That means six of the 11 named in the original “Black Friday” indictment have now been dealt with, aside from the sentencing which for all is pending. All six have admitted guilt to certain charges while bargaining for lesser punishments and not having their cases addressed in court. We’re talking about Campos, the four payment processors (Elie, Bradley Franzen, Ryan Lang, Ira Rubin), and Brent Beckley who was an original co-owner of Absolute Poker and handled their payments, too.
Meanwhile the “upper tier” figures -- Isai Scheinberg (PokerStars founder), Paul Tate (Director of Payments for Stars), Ray Bitar (Full Tilt Poker CEO), Nelson Burtwick (Director of Payments for FTP), and Scott Tom (Absolute co-owner) -- have yet to answer the charges against them.
Looking back at what everyone has pleaded guilty to thus far...
Franzen started out pleading not guilty in the days following Black Friday, but then a month later admitted to three of the counts related to bank fraud and money laundering. Later in December, Beckley admitted to conspiracy to commit bank and wire fraud.
In January of this year Rubin pleaded guilty to conspiracy charges having to do with bank and wire fraud, money laundering, and illegal gambling. Then last month Lang pleaded guilty to violating the Unlawful Internet Gambling Enforcement Act of 2006 plus three other counts.
Now Elie has admitted to conspiring to commit bank fraud and operating an illegal business, and while we’ll get more details regarding Campos’ deal soon, he, too, is likely admitting to something similar.
The deals struck by Elie and Campos came just days after we’d heard that Daniel Tzvetkoff, the Aussie payment processor turned “supergrass,” was scheduled to appear as a prosecution witness in the pair’s trial. It was Tzvetkoff whose 2009 arrest for violating the UIGEA, bank fraud, and money laundering ultimately led to the feds gathering enough evidence to proceed with the Black Friday indictment and civil complaint.
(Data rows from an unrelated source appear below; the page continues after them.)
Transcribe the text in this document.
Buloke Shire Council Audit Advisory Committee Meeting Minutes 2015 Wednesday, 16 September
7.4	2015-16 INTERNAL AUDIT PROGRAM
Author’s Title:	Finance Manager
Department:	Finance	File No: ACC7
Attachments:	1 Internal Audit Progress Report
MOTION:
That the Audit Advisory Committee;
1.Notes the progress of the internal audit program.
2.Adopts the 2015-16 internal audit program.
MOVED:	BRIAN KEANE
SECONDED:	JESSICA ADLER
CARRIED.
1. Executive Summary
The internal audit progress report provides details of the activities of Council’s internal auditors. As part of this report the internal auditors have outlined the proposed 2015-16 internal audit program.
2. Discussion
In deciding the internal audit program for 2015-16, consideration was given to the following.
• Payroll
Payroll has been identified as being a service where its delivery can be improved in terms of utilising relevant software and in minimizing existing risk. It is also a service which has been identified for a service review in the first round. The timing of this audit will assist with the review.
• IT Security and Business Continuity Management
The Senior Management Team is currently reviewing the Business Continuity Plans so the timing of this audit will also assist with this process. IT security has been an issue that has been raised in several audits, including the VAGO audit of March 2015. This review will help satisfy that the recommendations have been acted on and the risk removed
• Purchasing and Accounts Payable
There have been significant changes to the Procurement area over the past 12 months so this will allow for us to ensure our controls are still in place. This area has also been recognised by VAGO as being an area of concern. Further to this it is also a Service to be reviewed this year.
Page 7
In other words, he’s made a deal, too.
Seemed pretty clear during that first week or two following Black Friday that the chance of seeing any trials was going to be slim. The avalanche of counts against defendants pretty much guaranteed deal-making would be happening for those who chose to answer the charges. And for those who have chosen not to it is no surprise to see them steering clear of the U.S. and other places with extradition agreements.
This week’s guilty pleas might well be the last we’ll hear about Black Friday for a while, aside from the occasional blip about the relative brevity of the prison terms I assume most if not all of these cats ultimately will be getting.
There will be a lot of hubbub marking the one-year anniversary in a couple of weeks. And I suppose as long as that new documentary, All In: The Poker Movie, remains part of the general dialogue about poker, the symbolic worth of Black Friday will remain foregrounded given how the film highlights the significance of that day’s events, almost personifying the date as a villain threatening not just poker, but so-called “American” values like freedom, liberty, and so on.
Funny to think how the actual indictment and civil complaint and the fates of those targeted largely functions as trivia to most of us. Sure, if someone charged with violating the UIGEA actually made it to court and somehow beat the rap via a some sort of successful challenge to the law, that would be meaningful. But it certainly doesn’t appear something like that is going to be happening anytime soon, if ever.
So we Yanks skim the stories about folks pleading guilty and move on. It’s all other people’s business. Pretty much like online poker itself, at least for the time being.